A founding member of the Surrealist group in Paris, German-born Max Ernst (1891–1976) was one of the most inventive artists of the twentieth century. His paintings, steeped in Freudian metaphors, private mythology, and childhood memories, are regarded today as icons of Surrealist art. Comprising some 180 works, this exhibition—the first retrospective to be shown in New York in thirty years—includes his most important paintings, his celebrated collages, drawings, sculptures, and illustrated books lent by private and public collections in Europe and the United States.
Ernst's famous proto-Surrealist paintings from the period of evolution from Dada into Surrealism are among the highlights featured in the exhibition. Based on the method of collage, they are built of separate elements that create strange images, combining threat, comedy, and dream. Most famous among them are the iconic paintings created between 1921 and 1923, including Celebes (1921, Tate Modern, London), in which a hulking, horned elephantine creature, part machine and part beast, stands on a vast plain against a cloudy sky, gazing at a headless female nude. In Ubu Imperator (1923, Centre Georges Pompidou, Musée National d'Art Moderne, Paris), an anthropomorphic top dances in a vast, empty landscape. Such works might be said to capture early on the Surrealist notion of estrangement.
Other works from this period deal with themes of blindness and entrapment. In Saint Cecilia (1923, Staatsgalerie, Stuttgart), the patron saint of music and the blind is encased in a structure that covers her eyes and constricts her entire body, save her arms, which are outstretched to play an invisible keyboard. In The Wavering Woman (1923, Kunstsammlung Nordrhein-Westfalen, Düsseldorf), a large creature that could be either human or an automaton is engulfed by an electrical charge. In Oedipus Rex (1922, private collection), male fingers, pierced by a mechanical device, emerge through an open square in an enclosed brick structure and balance above the heads of two trapped, birdlike creatures.

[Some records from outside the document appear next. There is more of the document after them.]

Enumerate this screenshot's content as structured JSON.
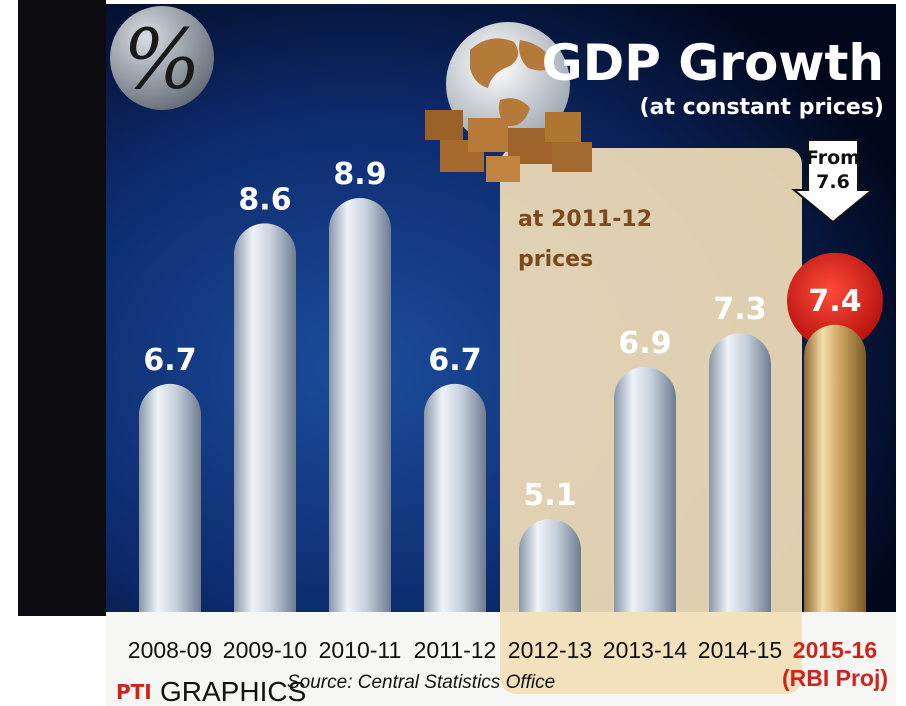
{
  "chart_data": {
    "type": "bar",
    "title": "GDP Growth",
    "subtitle": "(at constant prices)",
    "unit_symbol": "%",
    "categories": [
      "2008-09",
      "2009-10",
      "2010-11",
      "2011-12",
      "2012-13",
      "2013-14",
      "2014-15",
      "2015-16"
    ],
    "category_sublabels": [
      "",
      "",
      "",
      "",
      "",
      "",
      "",
      "(RBI Proj)"
    ],
    "values": [
      6.7,
      8.6,
      8.9,
      6.7,
      5.1,
      6.9,
      7.3,
      7.4
    ],
    "value_labels": [
      "6.7",
      "8.6",
      "8.9",
      "6.7",
      "5.1",
      "6.9",
      "7.3",
      "7.4"
    ],
    "highlight_index": 7,
    "ylim": [
      4,
      9.8
    ],
    "y_axis_min_label": "4",
    "grid": false,
    "annotations": {
      "panel_note_line1": "at 2011-12",
      "panel_note_line2": "prices",
      "panel_range": [
        "2012-13",
        "2015-16"
      ],
      "from_line1": "From",
      "from_line2": "7.6"
    },
    "source": "Source: Central Statistics Office",
    "credit": "GRAPHICS",
    "credit_logo": "PTI",
    "colors": {
      "bar": "#c9d3df",
      "highlight_bar": "#c9a15e",
      "highlight_badge": "#e0261c",
      "background": "#0d2b6e",
      "panel": "#f2deb8"
    }
  }
}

Ernst's great technical refinement is on display in A Night of Love (1927, private collection). The artist dipped strings of various strengths in water and then dropped them onto the canvas. From the remaining traces of these strings, he created the image of a couple wrapped in a starry night sky.
Particularly significant are the artist's collage novels, narratives made up of disparate images culled from nineteenth-century engravings and combined in unsettling compositions. Among the novels included in the exhibition are La Femme 100 têtes (1929, The Spencer Collection, The New York Public Library), Rêve d'une petite fille qui voulut entrer au Carmel (1930, Collection Timothy Baum, New York), and Une semaine de bonté (1934, The Spencer Collection, The New York Public Library).
The artist's subsequent works incorporate the techniques—popularized by the Surrealists and used most memorably by Ernst—of frottage (making a rubbing from a textured surface), grattage (frottage applied to painting), and decalcomania (manipulation of a still wet painting by pressing a second surface against it and then pulling it away). In the paintings, Ernst explores the themes of the forest and the distant city, which poignantly foreshadow the political storm clouds gathering over Europe. For example, in The Fireside Angel (1937, private collection), Ernst reacts directly to the menacing rise of Fascism.
Foreboding and memory characterize many of the remarkable paintings created by the artist during his time in the United States from 1941 to 1953. The large-scale Vox Angelica (1943, private collection) can be interpreted today as a manifesto on European art in exile, with its evocation of the life that had to be left behind when artists fled the advance of the war.